I don’t mean to imply that Twain didn’t benefit from insider information due to his close friendship with Rogers. He most certainly did, as future installments will evidence. But, from at least 1897 forward, Clemens was not exclusively reliant on or even wholly deferential to Rogers. Nor was it a given that Rogers would include his friend in every promising operation he undertook. Twain heard about Amalgamated in the international press before he heard about it from his friend and broker, who was the President of the company! We cannot selectively ascribe the good investments to Rogers and the bad ones to Clemens, unless there is a clear and substantive archival rationale for doing so.

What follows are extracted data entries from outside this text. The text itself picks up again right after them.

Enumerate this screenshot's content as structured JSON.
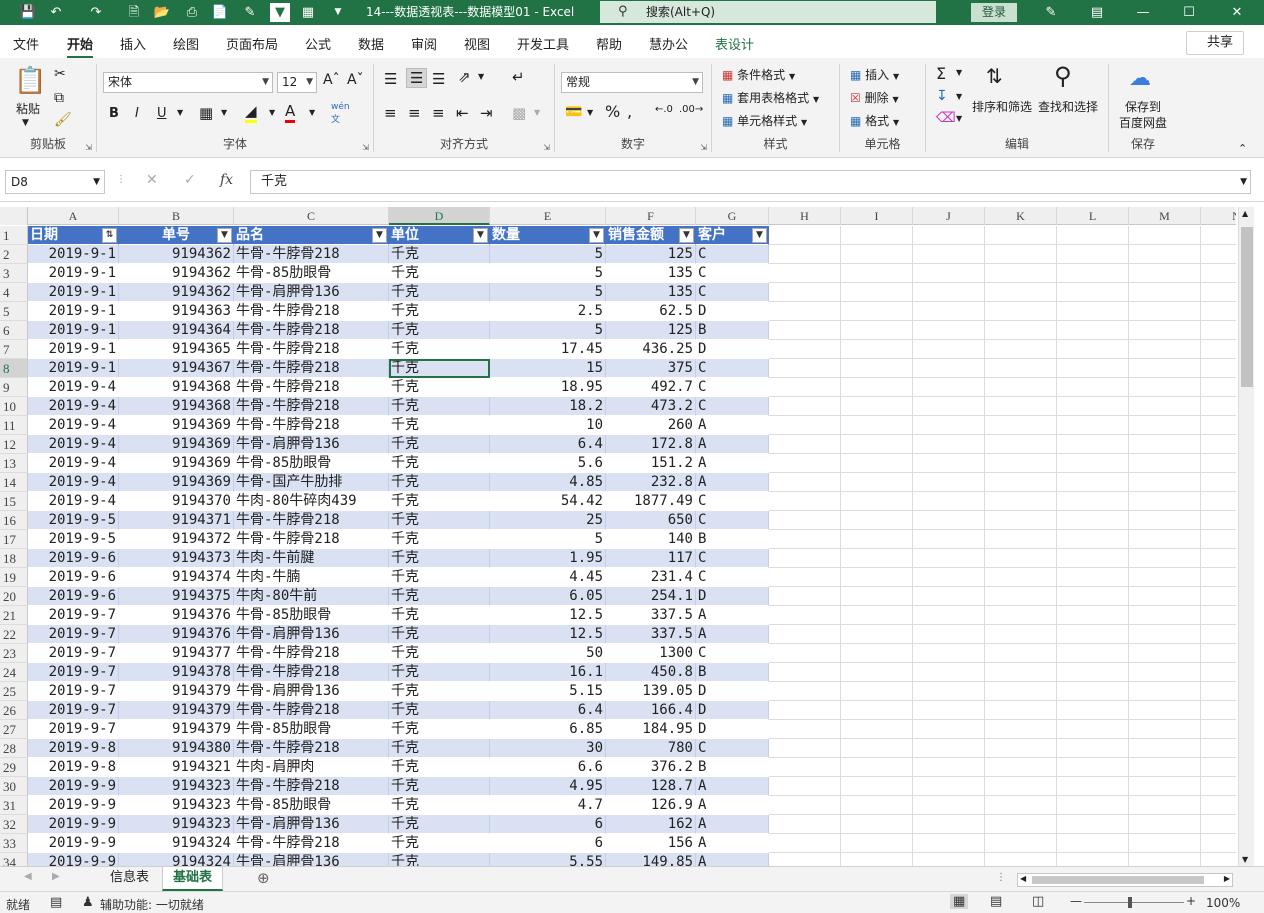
{
  "title_bar": {
    "doc_title": "14---数据透视表---数据模型01  -  Excel",
    "search_placeholder": "搜索(Alt+Q)",
    "login": "登录"
  },
  "tabs": [
    "文件",
    "开始",
    "插入",
    "绘图",
    "页面布局",
    "公式",
    "数据",
    "审阅",
    "视图",
    "开发工具",
    "帮助",
    "慧办公",
    "表设计"
  ],
  "share": "共享",
  "ribbon": {
    "clipboard": {
      "paste": "粘贴",
      "label": "剪贴板"
    },
    "font": {
      "name": "宋体",
      "size": "12",
      "label": "字体",
      "bold": "B",
      "italic": "I",
      "underline": "U"
    },
    "alignment": {
      "label": "对齐方式"
    },
    "number": {
      "format": "常规",
      "label": "数字"
    },
    "styles": {
      "conditional": "条件格式",
      "table_format": "套用表格格式",
      "cell_styles": "单元格样式",
      "label": "样式"
    },
    "cells": {
      "insert": "插入",
      "delete": "删除",
      "format": "格式",
      "label": "单元格"
    },
    "editing": {
      "sort_filter": "排序和筛选",
      "find_select": "查找和选择",
      "label": "编辑"
    },
    "save": {
      "save_to": "保存到",
      "baidu": "百度网盘",
      "label": "保存"
    }
  },
  "formula_bar": {
    "name_box": "D8",
    "formula": "千克",
    "fx": "fx"
  },
  "columns": [
    "A",
    "B",
    "C",
    "D",
    "E",
    "F",
    "G",
    "H",
    "I",
    "J",
    "K",
    "L",
    "M",
    "N"
  ],
  "selected_col": "D",
  "selected_row": 8,
  "table_headers": [
    "日期",
    "单号",
    "品名",
    "单位",
    "数量",
    "销售金额",
    "客户"
  ],
  "rows": [
    [
      "2019-9-1",
      "9194362",
      "牛骨-牛脖骨218",
      "千克",
      "5",
      "125",
      "C"
    ],
    [
      "2019-9-1",
      "9194362",
      "牛骨-85肋眼骨",
      "千克",
      "5",
      "135",
      "C"
    ],
    [
      "2019-9-1",
      "9194362",
      "牛骨-肩胛骨136",
      "千克",
      "5",
      "135",
      "C"
    ],
    [
      "2019-9-1",
      "9194363",
      "牛骨-牛脖骨218",
      "千克",
      "2.5",
      "62.5",
      "D"
    ],
    [
      "2019-9-1",
      "9194364",
      "牛骨-牛脖骨218",
      "千克",
      "5",
      "125",
      "B"
    ],
    [
      "2019-9-1",
      "9194365",
      "牛骨-牛脖骨218",
      "千克",
      "17.45",
      "436.25",
      "D"
    ],
    [
      "2019-9-1",
      "9194367",
      "牛骨-牛脖骨218",
      "千克",
      "15",
      "375",
      "C"
    ],
    [
      "2019-9-4",
      "9194368",
      "牛骨-牛脖骨218",
      "千克",
      "18.95",
      "492.7",
      "C"
    ],
    [
      "2019-9-4",
      "9194368",
      "牛骨-牛脖骨218",
      "千克",
      "18.2",
      "473.2",
      "C"
    ],
    [
      "2019-9-4",
      "9194369",
      "牛骨-牛脖骨218",
      "千克",
      "10",
      "260",
      "A"
    ],
    [
      "2019-9-4",
      "9194369",
      "牛骨-肩胛骨136",
      "千克",
      "6.4",
      "172.8",
      "A"
    ],
    [
      "2019-9-4",
      "9194369",
      "牛骨-85肋眼骨",
      "千克",
      "5.6",
      "151.2",
      "A"
    ],
    [
      "2019-9-4",
      "9194369",
      "牛骨-国产牛肋排",
      "千克",
      "4.85",
      "232.8",
      "A"
    ],
    [
      "2019-9-4",
      "9194370",
      "牛肉-80牛碎肉439",
      "千克",
      "54.42",
      "1877.49",
      "C"
    ],
    [
      "2019-9-5",
      "9194371",
      "牛骨-牛脖骨218",
      "千克",
      "25",
      "650",
      "C"
    ],
    [
      "2019-9-5",
      "9194372",
      "牛骨-牛脖骨218",
      "千克",
      "5",
      "140",
      "B"
    ],
    [
      "2019-9-6",
      "9194373",
      "牛肉-牛前腱",
      "千克",
      "1.95",
      "117",
      "C"
    ],
    [
      "2019-9-6",
      "9194374",
      "牛肉-牛腩",
      "千克",
      "4.45",
      "231.4",
      "C"
    ],
    [
      "2019-9-6",
      "9194375",
      "牛肉-80牛前",
      "千克",
      "6.05",
      "254.1",
      "D"
    ],
    [
      "2019-9-7",
      "9194376",
      "牛骨-85肋眼骨",
      "千克",
      "12.5",
      "337.5",
      "A"
    ],
    [
      "2019-9-7",
      "9194376",
      "牛骨-肩胛骨136",
      "千克",
      "12.5",
      "337.5",
      "A"
    ],
    [
      "2019-9-7",
      "9194377",
      "牛骨-牛脖骨218",
      "千克",
      "50",
      "1300",
      "C"
    ],
    [
      "2019-9-7",
      "9194378",
      "牛骨-牛脖骨218",
      "千克",
      "16.1",
      "450.8",
      "B"
    ],
    [
      "2019-9-7",
      "9194379",
      "牛骨-肩胛骨136",
      "千克",
      "5.15",
      "139.05",
      "D"
    ],
    [
      "2019-9-7",
      "9194379",
      "牛骨-牛脖骨218",
      "千克",
      "6.4",
      "166.4",
      "D"
    ],
    [
      "2019-9-7",
      "9194379",
      "牛骨-85肋眼骨",
      "千克",
      "6.85",
      "184.95",
      "D"
    ],
    [
      "2019-9-8",
      "9194380",
      "牛骨-牛脖骨218",
      "千克",
      "30",
      "780",
      "C"
    ],
    [
      "2019-9-8",
      "9194321",
      "牛肉-肩胛肉",
      "千克",
      "6.6",
      "376.2",
      "B"
    ],
    [
      "2019-9-9",
      "9194323",
      "牛骨-牛脖骨218",
      "千克",
      "4.95",
      "128.7",
      "A"
    ],
    [
      "2019-9-9",
      "9194323",
      "牛骨-85肋眼骨",
      "千克",
      "4.7",
      "126.9",
      "A"
    ],
    [
      "2019-9-9",
      "9194323",
      "牛骨-肩胛骨136",
      "千克",
      "6",
      "162",
      "A"
    ],
    [
      "2019-9-9",
      "9194324",
      "牛骨-牛脖骨218",
      "千克",
      "6",
      "156",
      "A"
    ],
    [
      "2019-9-9",
      "9194324",
      "牛骨-肩胛骨136",
      "千克",
      "5.55",
      "149.85",
      "A"
    ]
  ],
  "sheets": [
    "信息表",
    "基础表"
  ],
  "active_sheet": "基础表",
  "status": {
    "ready": "就绪",
    "accessibility": "辅助功能: 一切就绪",
    "zoom": "100%"
  },
  "colors": {
    "excel_green": "#217346",
    "table_header": "#4472c4",
    "band": "#d9e1f2"
  }
}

Like United Fruit, which was the subject of my first chapter, Anaconda Copper would survive and prosper deep into the 20th century, profiting from destructive labor and environmental practices. Twain had a complicated, but generally favorable attitude toward labor unions, and likely would’ve been disgusted by many of the things narrated in books like Smoke Wars (2001) by Donald Macmillan, Anaconda (2001) by Laurie Mercier, and The Battle for Butte (1981) by Michael Malone. But, despite superficial resemblances between Anaconda Copper and United Fruit, I don’t think we can attribute his investments in copper to his philosophy of existential hedging. Whereas he was well-informed about the U.S. imperialism which underwrote commercial plundering abroad, he seems to have been surprisingly unaware (or uninterested) in the abuses of industrialization in the American West, even though he had spent much of his youth in places similar to the copper mining towns. Nor were the labor and environmental practices of the copper conglomerate a significant part of the ample and ambivalent public discourse surrounding it during Clemens’s lifetime.
The copper boom was driven largely by technological developments about which Twain was enthusiastic, which may have blinded him to the social costs. Both Twain and Rogers understood that the U.S. was on the precipice of a communication revolution which required copper filaments, wiring, conductors, etc. More on that in due time.